Moore denied the allegations, calling them politically motivated. He is in a neck and neck race against Democrat Doug Jones.
Yesterday, a woman named Beverly Nelson held a press conference where she alleged that when she was 15, Moore sexually assaulted her in the parking lot of a restaurant where she worked.
Banned from the Gadsden Mall?
The New Yorker published an article yesterday that outlines reports of inappropriate behavior by Moore at the Gadsden Mall in the early ’80s. Two of the women in the Post story said they first met the former judge at the mall, and that several other women who used to work there remember him being a frequent presence.
From The New Yorker:
This past weekend, I spoke or messaged with more than a dozen people—including a major political figure in the state—who told me that they had heard, over the years, that Moore had been banned from the mall because he repeatedly badgered teen-age girls. Some say that they heard this at the time, others in the years since. These people include five members of the local legal community, two cops who worked in the town, several people who hung out at the mall in the early eighties, and a number of former mall employees. (A request for comment from the Moore campaign was not answered.) Several of them asked that I leave their names out of this piece. The stories that they say they’ve heard for years have been swirling online in the days since the Postpublished its report. “Sources tell me Moore was actually banned from the Gadsden Mall and the YMCA for his inappropriate behavior of soliciting sex from young girls,” the independent Alabama journalist Glynn Wilson wrote on his Web site on Sunday. (Wilson declined to divulge his sources.) Teresa Jones, a deputy district attorney for Etowah County in the early eighties, told CNN last week that “it was common knowledge that Roy dated high-school girls.” Jones told me that she couldn’t confirm the alleged mall banning, but said, “It’s a rumor I’ve heard for years.”

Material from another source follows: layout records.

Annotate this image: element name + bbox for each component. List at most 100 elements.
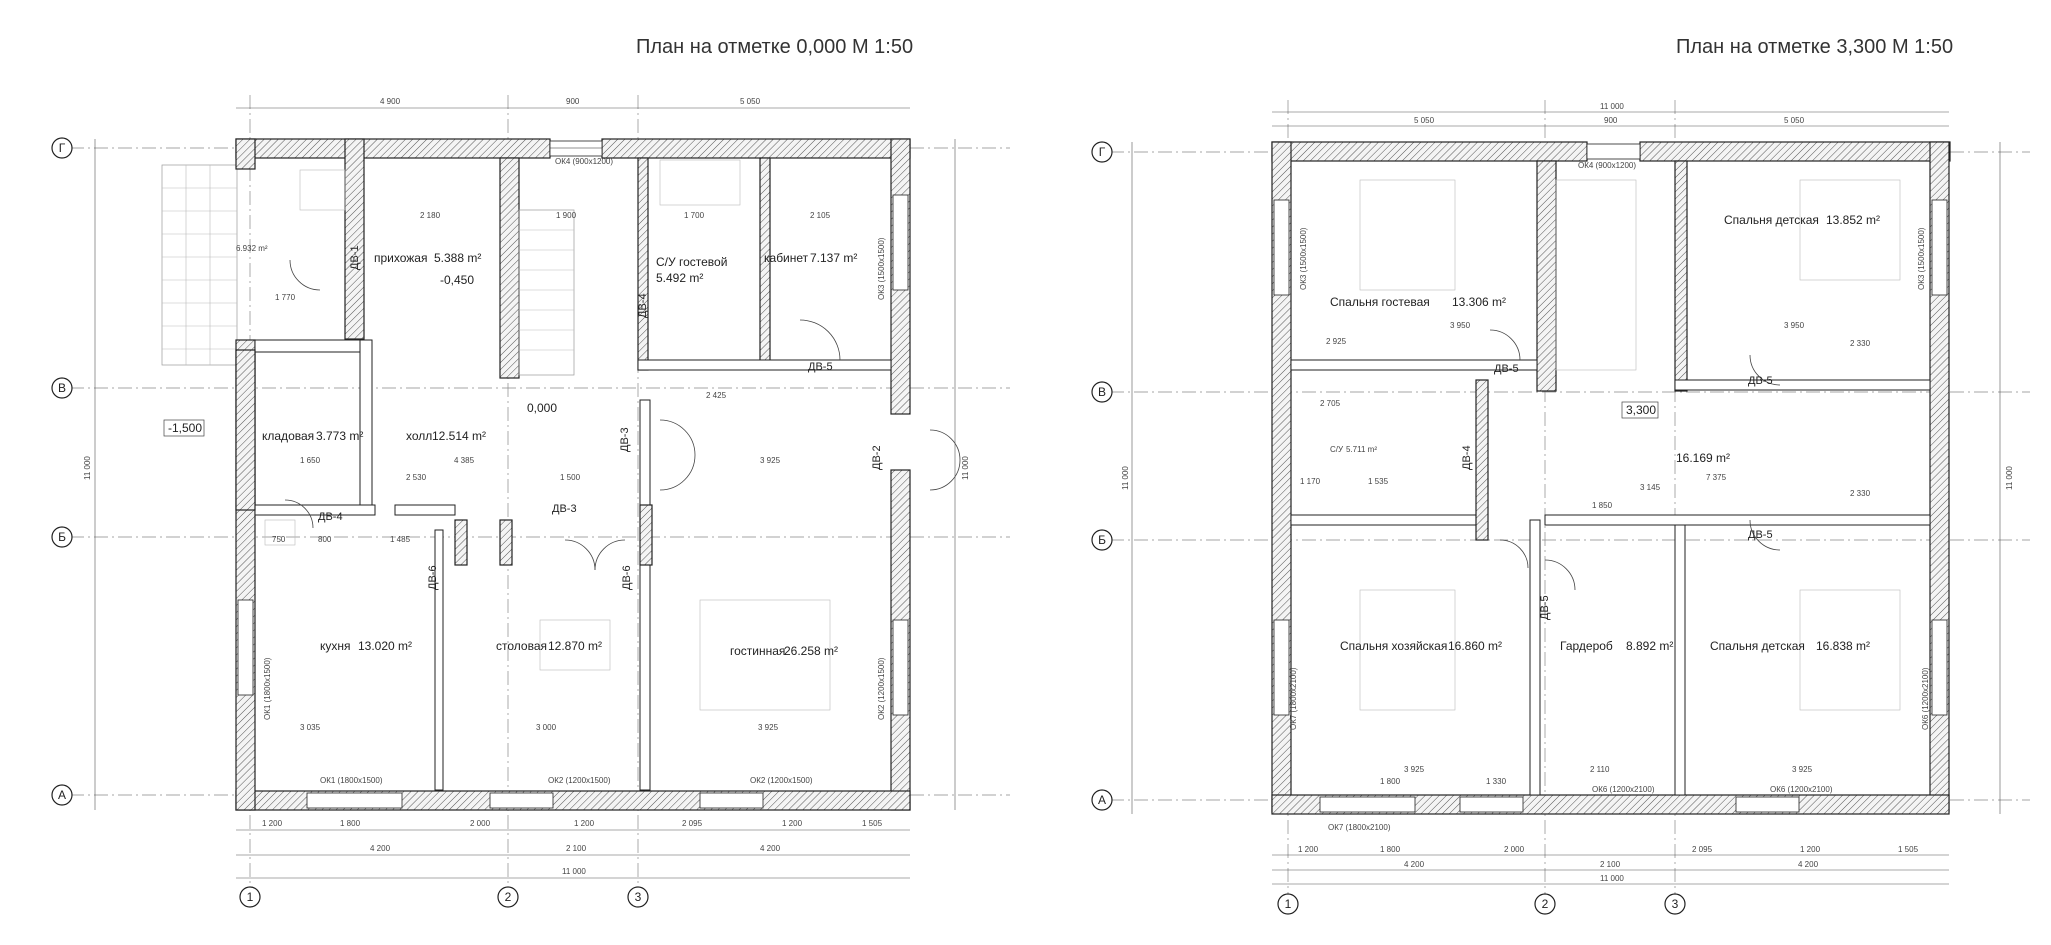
room-area: 8.892 m² [1626,639,1673,653]
room-name: прихожая [374,251,427,265]
dim-label: 4 200 [1404,860,1425,869]
dim-label: 1 500 [560,473,581,482]
door-tag: ДВ-4 [637,293,649,318]
level-mark: 0,000 [527,401,557,415]
dim-label: 2 000 [470,819,491,828]
dim-label: 1 200 [782,819,803,828]
axis-label-3: 3 [1672,897,1679,911]
door-swings [1489,329,1781,591]
door-swings [284,259,961,571]
dim-label: 1 330 [1486,777,1507,786]
door-tag: ДВ-2 [871,445,883,470]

Two police officers, who wished to remain unnamed, said they had heard about Moore’s unwanted presence at the mall.
“The general knowledge at the time when I moved here was that this guy is a lawyer cruising the mall for high-school dates,” said one.
“I heard from one girl who had to tell the manager of a store at the mall to get Moore to leave her alone,” the other said.
“A friend of mine told me he was banned from there,” he said, adding, “I actually voted for Moore. I liked him at one time. But I’m basically disgusted now, to be honest with you.”
Moore losing support
That unnamed officer isn’t the only person backing away from Moore.
Polls show that Jones is gaining, and even opening a small lead on his opponent, and Republican leaders are withdrawing support.
Sens. Mitch McConnell, John McCain, and others have called on him to drop out of the race. Sen. Ted Cruz joined that list yesterday.
“As it stands, I can’t urge the people of Alabama to support a campaign in the face of these charges without serious, persuasive demonstration that the charges are not true,” he told reporters.
Alabamans head to the polls in less than a month for the December 12 election.